Now you give a copy of Foo to Bob. Where does Bob's license come from?
There are two possibilities. (1) It comes from me. Whenever you, or anyone else, no matter how many steps removed from me distributes Foo the recipient automatically receives a license from me. (2) The Foo license allows sublicensing, and you use your sublicensing right to create a license for Bob.
The big question is what happens if it some point I announce that I am no longer issuing new licenses.
The sublicensing case is the most clear. Everyone who already has Foo retains they license (remember, I made the Foo license irrevocable). Their licenses allow sublicensing, so they can continue to distribute, giving their distributees a license (which includes the sublicensing right).
Unfortunately only a couple major FOSS licenses, I believe, allow sublicensing (Apache and MIT). Most of the rest either are silent on it or explicitly say it is not allowed (GPL).
So lets assume non-sublicensable Foo...Bob gets a copy of Foo from you after I have purportedly stopped issuing licenses. I sue Bob for copyright infringement. What is Bob's defense?
Note that I am not attempting to revoke the irrevocable Foo license with anyone--I'm just trying to stop create new* Foo licenses with anyone else.
Bob can't really argue that you gave him a Foo license, because the Foo license does not allow sublicensing.
I think Bob is going to have to argue that there is a contract between me and you, and part of that contract is that I will issue new Foo licenses to anyone you give the software to, and by not issuing Bob a license I'm in breach of my contract with you, and that Bob is a third party beneficiary of my contract with you, and has standing to counter sue to enforce my contract with you to issue him a license. But third party beneficiaries only have standing when they are an intended beneficiary, not when they are incidental beneficiaries.
> Most non-copyleft open-source licenses have their own requirements that must be followed even when re-licensing.
There's not much in the way of substantial requirements that can be effectively included in a non-copyleft license, because to grant rights to end users in ways that will ensure that they can actually exercise them you have to put significant restrictions on the distributor. E.g. the LGPL managed to be "copyleft enough" to be incompatible with app stores, and still offers the end user very little that they wouldn't get from an MIT-like permissive license.
I was specifically thinking of attribution. If you make a significant contribution, you probably have your name, or your company in the copyright notice for that code. the BSD license requires that to be with all copies no matter the end user license.
IANAL, but this is a generalization and not true in all cases. I think they might be able to try to force you not to use your own code if, and only if, the CLA requires you to assign copyright to the project. I think it would still be on shaky ground, as you could reimplement what you did and be fine. You as copyright holder have the right to re-release code you solely hold the copyright to under any license. I will sign a CLA that requires me to affirm I have the right to contribute the code, but I will not sign one that requires me to assign copyright, unless I am getting paid (in which case it becomes a work for hire).

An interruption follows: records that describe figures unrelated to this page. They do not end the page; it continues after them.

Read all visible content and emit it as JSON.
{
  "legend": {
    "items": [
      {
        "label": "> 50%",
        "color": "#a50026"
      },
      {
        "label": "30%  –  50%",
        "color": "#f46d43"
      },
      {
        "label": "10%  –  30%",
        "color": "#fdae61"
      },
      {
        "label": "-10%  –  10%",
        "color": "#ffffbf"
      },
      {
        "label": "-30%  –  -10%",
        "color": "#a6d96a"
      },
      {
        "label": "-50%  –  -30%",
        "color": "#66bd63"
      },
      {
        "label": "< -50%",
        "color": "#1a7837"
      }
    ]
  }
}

Each contributor may only re-license their contributions independently. If there's any of Linus's own work left in the kernel it would have to be rewritten should he decide that he was fed up with RMS and was going to take Linux closed source. ;)
This is not accurate, you can not retroactively re-license distributed code, only code you distribute going forward. No code would need to be rewritten.

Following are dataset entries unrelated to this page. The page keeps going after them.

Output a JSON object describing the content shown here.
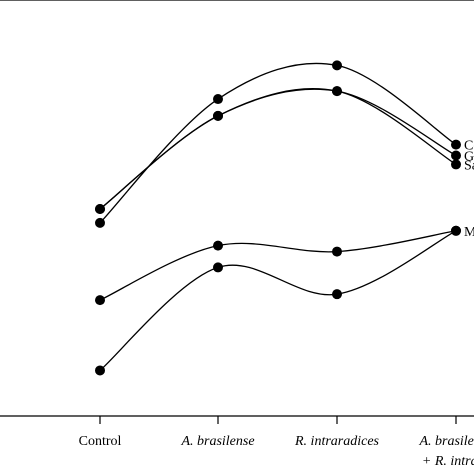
{
  "chart_data": {
    "type": "line",
    "categories": [
      "Control",
      "A. brasilense",
      "R. intraradices",
      "A. brasilense + R. intraradices"
    ],
    "category_labels": [
      {
        "lines": [
          "Control"
        ],
        "italic": [
          false
        ]
      },
      {
        "lines": [
          "A. brasilense"
        ],
        "italic": [
          true
        ]
      },
      {
        "lines": [
          "R. intraradices"
        ],
        "italic": [
          true
        ]
      },
      {
        "lines": [
          "A. brasilense",
          "+ R. intrara"
        ],
        "italic": [
          true,
          true
        ]
      }
    ],
    "series": [
      {
        "label": "Co",
        "values": [
          225,
          100,
          66,
          146
        ]
      },
      {
        "label": "G",
        "values": [
          211,
          117,
          92,
          157
        ]
      },
      {
        "label": "Sa",
        "values": [
          211,
          117,
          92,
          166
        ]
      },
      {
        "label": "M",
        "values": [
          303,
          248,
          254,
          233
        ]
      },
      {
        "label": "",
        "values": [
          374,
          270,
          297,
          233
        ]
      }
    ],
    "ylim": [
      0,
      420
    ],
    "y_inverted": true,
    "y_tick_labels": false,
    "marker": "filled-circle",
    "smooth": true,
    "grid": false,
    "line_color": "#000000"
  }
}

What is the practical difference between contributing under a CLA to a project that's currently under an open-source license and contributing under a non-copyleft open-source license while retaining the copyright yourself? In both cases the project's ability to "go closed source" seems substantially the same, so it seems to me that your arguments against signing a CLA apply equally to contributing to non-GPLed software projects.